User guide
ManageEngine Firewall Analyzer :: User Guide
248
Zoho Corp.
12. Click the pencil icon next to the first rule in the Firewall Rule table. This will open
the rule for edit, as in the example below.
13. Click the Enable syslog logging checkbox as shown, then click Save.
14. Repeat steps 12 and 13 for all the Firewall Rules until syslog logging is enabled on
them all.
Troubleshooting Operation with ManageEngine Analyzer
The Firewall Analyzer home page shows the “Dashboard” which is an overview of all the
devices that are being monitored, showing traffic levels and security events that have
been reported. The X-family device should appear here. If it does not, see the
troubleshooting section below.
The following is a list of things to check if the ManageEngine Firewall Analyzer does not
operate correctly:
1. Check the syslog server settings on the X-family device are configured to point to
the IP address of the Firewall Analyzer Server.

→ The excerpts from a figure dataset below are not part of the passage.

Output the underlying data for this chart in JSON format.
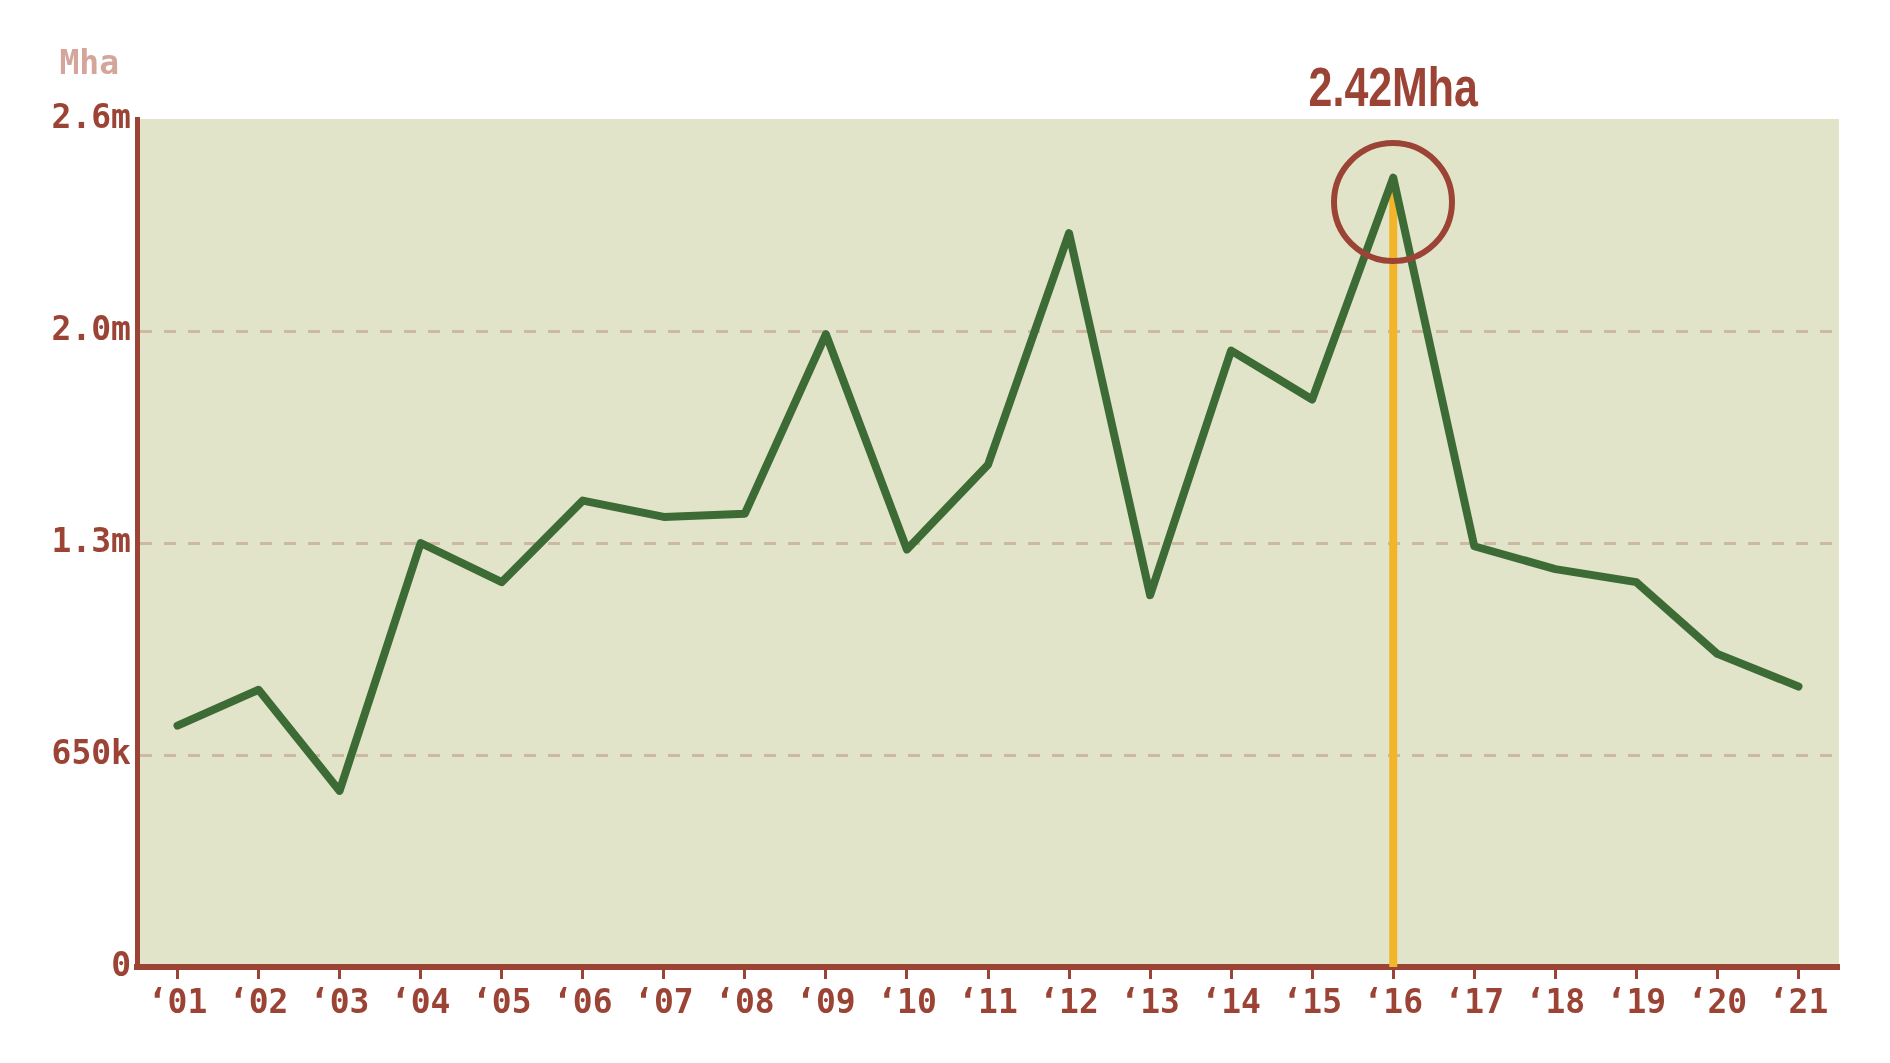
{
  "chart_data": {
    "type": "line",
    "ylabel": "Mha",
    "categories": [
      "‘01",
      "‘02",
      "‘03",
      "‘04",
      "‘05",
      "‘06",
      "‘07",
      "‘08",
      "‘09",
      "‘10",
      "‘11",
      "‘12",
      "‘13",
      "‘14",
      "‘15",
      "‘16",
      "‘17",
      "‘18",
      "‘19",
      "‘20",
      "‘21"
    ],
    "series": [
      {
        "color": "#3d6b35",
        "values": [
          740000,
          850000,
          540000,
          1300000,
          1180000,
          1430000,
          1380000,
          1390000,
          1940000,
          1280000,
          1540000,
          2250000,
          1140000,
          1890000,
          1740000,
          2420000,
          1290000,
          1220000,
          1180000,
          960000,
          860000
        ]
      }
    ],
    "ylim": [
      0,
      2600000
    ],
    "yticks": [
      0,
      {
        "value": 650000,
        "label": "650k"
      },
      {
        "value": 1300000,
        "label": "1.3m"
      },
      {
        "value": 1950000,
        "label": "2.0m"
      },
      {
        "value": 2600000,
        "label": "2.6m"
      }
    ],
    "grid": "y",
    "legend": false,
    "marker": "none",
    "line_style": "solid",
    "annotations": [
      {
        "text": "2.42Mha",
        "x": "‘16",
        "y": 2420000
      }
    ],
    "ref_lines": [
      {
        "axis": "x",
        "value": "‘16",
        "color": "#f2b52a"
      }
    ]
  }
}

2. Check that the Firewall Analyzer Server is listening on the same port (usually UDP
514) as the X-family syslog client is sending on.
3. Check that any firewall device between the X-family and the Firewall Analyzer
Server has a rule permitting traffic for UDP port 514.
4. Check that there is no syslog daemon running on the same PC as the Firewall
Analyzer Server – or it will take over port 514 which will stop the syslog data
from going to the Firewall Analyzer Server.
5. Traffic through the X-family device will only be counted if it is subject to a Firewall
Rule and syslog logging is enabled for that rule. For example traffic will not be
counted if:
- it is passing between hosts in the same security zone
- it is passing over a VPN or GRE tunnel to a host which is in the same zone as is
used to terminate the VPN or GRE tunnel.